On Sat, Jan 21, 2012 at 11:37 PM, Tobias Bocanegra<tri...@adobe.com>  wrote:
so for large childnode lists, a stable but uncontrollable order
would be ok, although violating the spec?

I wouldn't violate the spec for this. If you have an orderable node
(like nt:unstructured), then the repository should keep track of the
order of child nodes regardless of how many they are. IMHO it's OK for
the repository *not* to scale up or perform well if someone dumps a
million child nodes to an orderable parent.

However, it would be great if we could implement efficient storage for
nodes with lots (i.e. millions) of unorderable children. In such a
case I'd say we can expect the client to explicitly use a parent node
with a custom node type that doesn't require orderability.

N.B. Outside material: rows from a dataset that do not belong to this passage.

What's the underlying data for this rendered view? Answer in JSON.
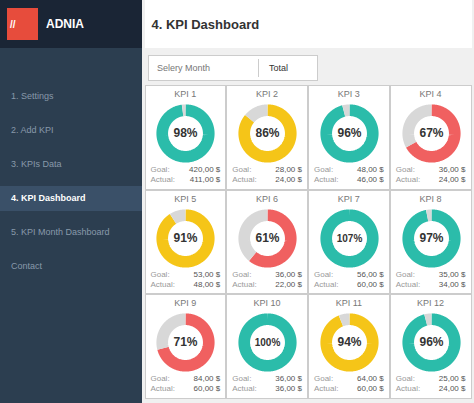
{
  "title": "4. KPI Dashboard",
  "sidebar": {
    "logo": [
      "//",
      "ADNIA"
    ],
    "items": [
      "1. Settings",
      "2. Add KPI",
      "3. KPIs Data",
      "4. KPI Dashboard",
      "5. KPI Month Dashboard",
      "Contact"
    ]
  },
  "selector": [
    "Selery Month",
    "Total"
  ],
  "chart_data": [
    {
      "type": "pie",
      "title": "KPI 1",
      "values": [
        98,
        2
      ],
      "colors": [
        "#2bbcaa",
        "#d8d8d8"
      ],
      "annotations": [
        "98%",
        "Goal:",
        "420,00 $",
        "Actual:",
        "411,00 $"
      ]
    },
    {
      "type": "pie",
      "title": "KPI 2",
      "values": [
        86,
        14
      ],
      "colors": [
        "#f5c518",
        "#d8d8d8"
      ],
      "annotations": [
        "86%",
        "Goal:",
        "28,00 $",
        "Actual:",
        "24,00 $"
      ]
    },
    {
      "type": "pie",
      "title": "KPI 3",
      "values": [
        96,
        4
      ],
      "colors": [
        "#2bbcaa",
        "#d8d8d8"
      ],
      "annotations": [
        "96%",
        "Goal:",
        "48,00 $",
        "Actual:",
        "46,00 $"
      ]
    },
    {
      "type": "pie",
      "title": "KPI 4",
      "values": [
        67,
        33
      ],
      "colors": [
        "#f06060",
        "#d8d8d8"
      ],
      "annotations": [
        "67%",
        "Goal:",
        "36,00 $",
        "Actual:",
        "24,00 $"
      ]
    },
    {
      "type": "pie",
      "title": "KPI 5",
      "values": [
        91,
        9
      ],
      "colors": [
        "#f5c518",
        "#d8d8d8"
      ],
      "annotations": [
        "91%",
        "Goal:",
        "53,00 $",
        "Actual:",
        "48,00 $"
      ]
    },
    {
      "type": "pie",
      "title": "KPI 6",
      "values": [
        61,
        39
      ],
      "colors": [
        "#f06060",
        "#d8d8d8"
      ],
      "annotations": [
        "61%",
        "Goal:",
        "36,00 $",
        "Actual:",
        "22,00 $"
      ]
    },
    {
      "type": "pie",
      "title": "KPI 7",
      "values": [
        100
      ],
      "colors": [
        "#2bbcaa"
      ],
      "annotations": [
        "107%",
        "Goal:",
        "56,00 $",
        "Actual:",
        "60,00 $"
      ]
    },
    {
      "type": "pie",
      "title": "KPI 8",
      "values": [
        97,
        3
      ],
      "colors": [
        "#2bbcaa",
        "#d8d8d8"
      ],
      "annotations": [
        "97%",
        "Goal:",
        "35,00 $",
        "Actual:",
        "34,00 $"
      ]
    },
    {
      "type": "pie",
      "title": "KPI 9",
      "values": [
        71,
        29
      ],
      "colors": [
        "#f06060",
        "#d8d8d8"
      ],
      "annotations": [
        "71%",
        "Goal:",
        "84,00 $",
        "Actual:",
        "60,00 $"
      ]
    },
    {
      "type": "pie",
      "title": "KPI 10",
      "values": [
        100
      ],
      "colors": [
        "#2bbcaa"
      ],
      "annotations": [
        "100%",
        "Goal:",
        "36,00 $",
        "Actual:",
        "36,00 $"
      ]
    },
    {
      "type": "pie",
      "title": "KPI 11",
      "values": [
        94,
        6
      ],
      "colors": [
        "#f5c518",
        "#d8d8d8"
      ],
      "annotations": [
        "94%",
        "Goal:",
        "64,00 $",
        "Actual:",
        "60,00 $"
      ]
    },
    {
      "type": "pie",
      "title": "KPI 12",
      "values": [
        96,
        4
      ],
      "colors": [
        "#2bbcaa",
        "#d8d8d8"
      ],
      "annotations": [
        "96%",
        "Goal:",
        "25,00 $",
        "Actual:",
        "24,00 $"
      ]
    }
  ]
}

I am not sure, whether this proposal does not open a can of worms: Consider 
using a node for child nodes whose retrieval should be ordered by insertion 
order. This is currently guaranteed by switching on ordered child nodes on the 
parent node, right ?

So, applications using this will always use ordered nodes and thus suffer from 
performance again ... not good.

Well, there is no free lunch...

If we want to go 'big data' and distributed, we will have to make trade offs. What we need to do IMO is to carefully identify the areas where we can/want to trade off and make sure these are well understood.